Мы все оказались в исправительной колонии в ожидании суда, проведя много лет в разных тюрьмах вдали от Сицилии. К тому времени ряды обвиняемых успели поредеть: выбыли прежде всего те, кто раскаялся и решил сотрудничать с правосудием. Но осталось немало и тех, кто твердо стоял на своих позициях. Нас, представителей “Стидды”, определили в специальную секцию. Нас было много, мы оказались самыми беспокойными и молодыми. Намного моложе членов “Коза Ностры”.

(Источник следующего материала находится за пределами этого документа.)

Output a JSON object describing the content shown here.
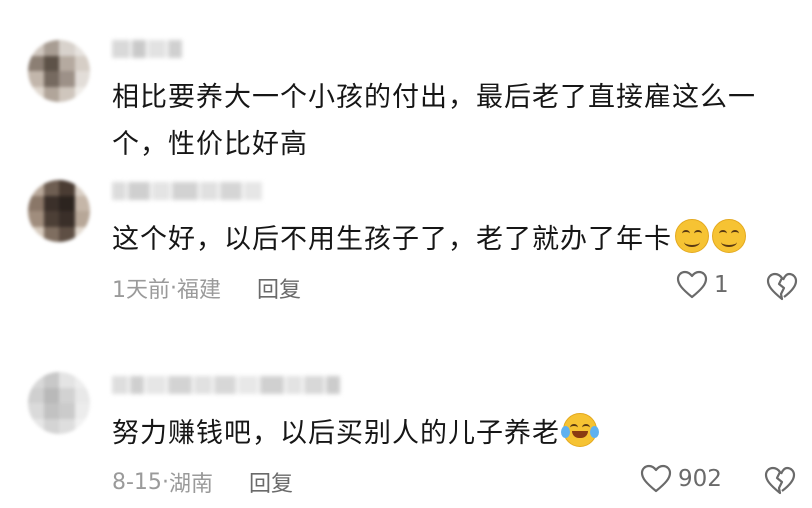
{
  "comments": [
    {
      "text": "相比要养大一个小孩的付出，最后老了直接雇这么一个，性价比好高"
    },
    {
      "text": "这个好，以后不用生孩子了，老了就办了年卡",
      "meta_time": "1天前",
      "meta_sep": " · ",
      "meta_location": "福建",
      "reply_label": "回复",
      "like_count": "1"
    },
    {
      "text": "努力赚钱吧，以后买别人的儿子养老",
      "meta_time": "8-15",
      "meta_sep": " · ",
      "meta_location": "湖南",
      "reply_label": "回复",
      "like_count": "902"
    }
  ],
  "icons": {
    "like": "heart-icon",
    "dislike": "broken-heart-icon",
    "emoji_smile": "smile-emoji-icon",
    "emoji_laugh": "laugh-cry-emoji-icon"
  },
  "colors": {
    "text": "#161616",
    "meta": "#9a9a9a",
    "reply": "#6a6a6a"
  }
}
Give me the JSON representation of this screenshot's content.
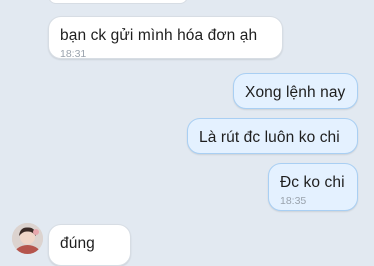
{
  "messages": [
    {
      "direction": "in",
      "text": "bạn ck  gửi  mình  hóa đơn ạh",
      "time": "18:31"
    },
    {
      "direction": "out",
      "text": "Xong lệnh nay"
    },
    {
      "direction": "out",
      "text": "Là rút đc luôn ko chi"
    },
    {
      "direction": "out",
      "text": "Đc ko chi",
      "time": "18:35"
    },
    {
      "direction": "in",
      "text": "đúng"
    }
  ],
  "colors": {
    "background": "#e2e9f1",
    "incoming_bubble": "#ffffff",
    "outgoing_bubble": "#e4f1ff",
    "outgoing_border": "#a9cff3",
    "time_text": "#9aa3ad"
  },
  "icons": {
    "contact_avatar": "avatar-photo"
  }
}
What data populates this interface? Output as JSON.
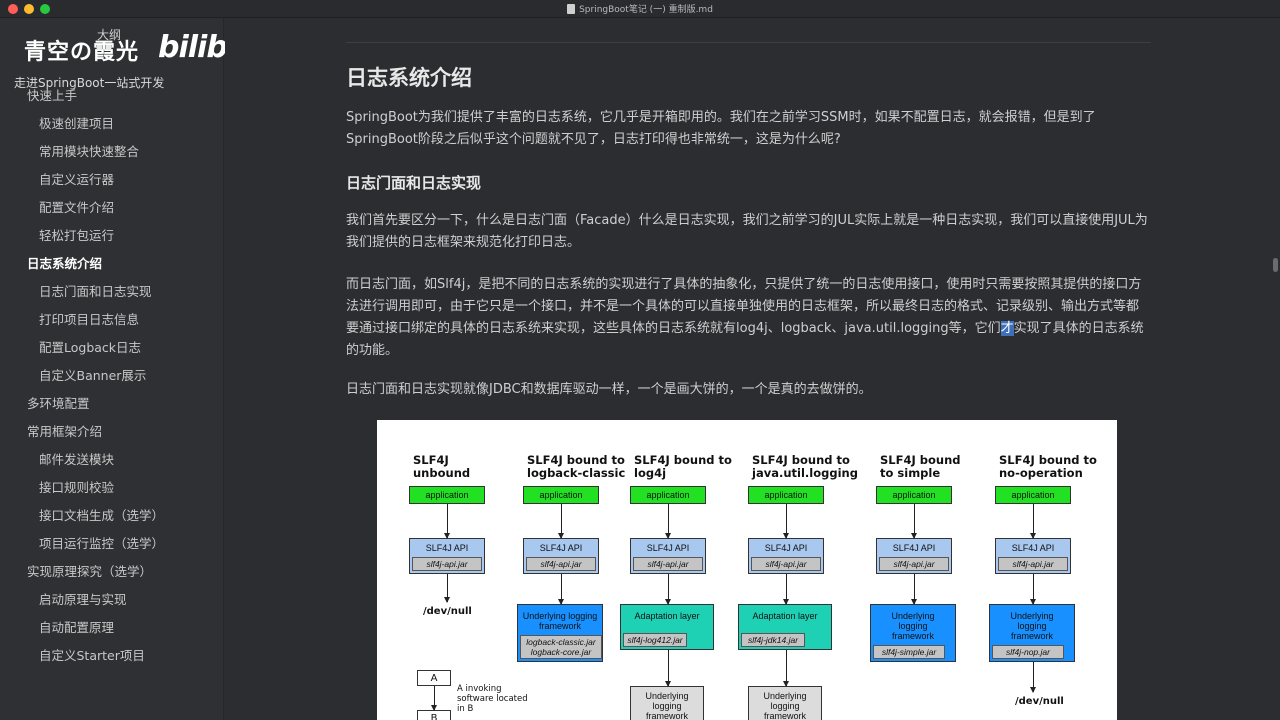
{
  "window": {
    "title": "SpringBoot笔记 (一) 重制版.md"
  },
  "brand": {
    "name": "青空の霞光",
    "outline_label": "大纲",
    "subtitle": "走进SpringBoot一站式开发",
    "watermark": "bilibili"
  },
  "toc": [
    {
      "label": "快速上手",
      "level": 1,
      "active": false
    },
    {
      "label": "极速创建项目",
      "level": 2,
      "active": false
    },
    {
      "label": "常用模块快速整合",
      "level": 2,
      "active": false
    },
    {
      "label": "自定义运行器",
      "level": 2,
      "active": false
    },
    {
      "label": "配置文件介绍",
      "level": 2,
      "active": false
    },
    {
      "label": "轻松打包运行",
      "level": 2,
      "active": false
    },
    {
      "label": "日志系统介绍",
      "level": 1,
      "active": true
    },
    {
      "label": "日志门面和日志实现",
      "level": 2,
      "active": false
    },
    {
      "label": "打印项目日志信息",
      "level": 2,
      "active": false
    },
    {
      "label": "配置Logback日志",
      "level": 2,
      "active": false
    },
    {
      "label": "自定义Banner展示",
      "level": 2,
      "active": false
    },
    {
      "label": "多环境配置",
      "level": 1,
      "active": false
    },
    {
      "label": "常用框架介绍",
      "level": 1,
      "active": false
    },
    {
      "label": "邮件发送模块",
      "level": 2,
      "active": false
    },
    {
      "label": "接口规则校验",
      "level": 2,
      "active": false
    },
    {
      "label": "接口文档生成（选学）",
      "level": 2,
      "active": false
    },
    {
      "label": "项目运行监控（选学）",
      "level": 2,
      "active": false
    },
    {
      "label": "实现原理探究（选学）",
      "level": 1,
      "active": false
    },
    {
      "label": "启动原理与实现",
      "level": 2,
      "active": false
    },
    {
      "label": "自动配置原理",
      "level": 2,
      "active": false
    },
    {
      "label": "自定义Starter项目",
      "level": 2,
      "active": false
    }
  ],
  "doc": {
    "h2": "日志系统介绍",
    "p1": "SpringBoot为我们提供了丰富的日志系统，它几乎是开箱即用的。我们在之前学习SSM时，如果不配置日志，就会报错，但是到了SpringBoot阶段之后似乎这个问题就不见了，日志打印得也非常统一，这是为什么呢?",
    "h3": "日志门面和日志实现",
    "p2": "我们首先要区分一下，什么是日志门面（Facade）什么是日志实现，我们之前学习的JUL实际上就是一种日志实现，我们可以直接使用JUL为我们提供的日志框架来规范化打印日志。",
    "p3_before": "而日志门面，如Slf4j，是把不同的日志系统的实现进行了具体的抽象化，只提供了统一的日志使用接口，使用时只需要按照其提供的接口方法进行调用即可，由于它只是一个接口，并不是一个具体的可以直接单独使用的日志框架，所以最终日志的格式、记录级别、输出方式等都要通过接口绑定的具体的日志系统来实现，这些具体的日志系统就有log4j、logback、java.util.logging等，它们",
    "p3_highlight": "才",
    "p3_after": "实现了具体的日志系统的功能。",
    "p4": "日志门面和日志实现就像JDBC和数据库驱动一样，一个是画大饼的，一个是真的去做饼的。"
  },
  "diagram": {
    "columns": [
      {
        "title": "SLF4J\nunbound",
        "app": "application",
        "api": "SLF4J API",
        "api_jar": "slf4j-api.jar",
        "end": "/dev/null"
      },
      {
        "title": "SLF4J bound to\nlogback-classic",
        "app": "application",
        "api": "SLF4J API",
        "api_jar": "slf4j-api.jar",
        "fw": "Underlying logging\nframework",
        "fw_jar": "logback-classic.jar\nlogback-core.jar"
      },
      {
        "title": "SLF4J bound to\nlog4j",
        "app": "application",
        "api": "SLF4J API",
        "api_jar": "slf4j-api.jar",
        "adapt": "Adaptation layer",
        "adapt_jar": "slf4j-log412.jar",
        "under": "Underlying\nlogging\nframework"
      },
      {
        "title": "SLF4J bound to\njava.util.logging",
        "app": "application",
        "api": "SLF4J API",
        "api_jar": "slf4j-api.jar",
        "adapt": "Adaptation layer",
        "adapt_jar": "slf4j-jdk14.jar",
        "under": "Underlying\nlogging\nframework"
      },
      {
        "title": "SLF4J bound\nto simple",
        "app": "application",
        "api": "SLF4J API",
        "api_jar": "slf4j-api.jar",
        "fw": "Underlying\nlogging\nframework",
        "fw_jar": "slf4j-simple.jar"
      },
      {
        "title": "SLF4J bound to\nno-operation",
        "app": "application",
        "api": "SLF4J API",
        "api_jar": "slf4j-api.jar",
        "fw": "Underlying\nlogging\nframework",
        "fw_jar": "slf4j-nop.jar",
        "end": "/dev/null"
      }
    ],
    "legend": {
      "a": "A",
      "b": "B",
      "text": "A invoking software located in B"
    }
  }
}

И мы обрадовались, очутившись вместе. При встрече мы обнимались, целовались, жали друг другу руки, клялись в верности, будто желая лишний раз доказать крепость нашей дружбы, выдержавшей суровое испытание тюрьмой. Первые дни были для нас подобны празднику, хотя мы прекрасно понимали, что наши товарищеские отношения дали трещину.

Прошло несколько недель, и выплыли на поверхность старые обиды. Взаимным обвинениям не было конца. Кто-то жаловался, что его бросили одного в тюрьме, другие проклинали свою отправку на север, между тем как родственники оставались на Сицилии; иные сетовали на содержание в ужасных условиях, когда нельзя даже купить сигарет, у кого-то родные впали в нищету. Ссоры вспыхивали все чаще, по любому поводу. Напряжение нарастало с каждым днем.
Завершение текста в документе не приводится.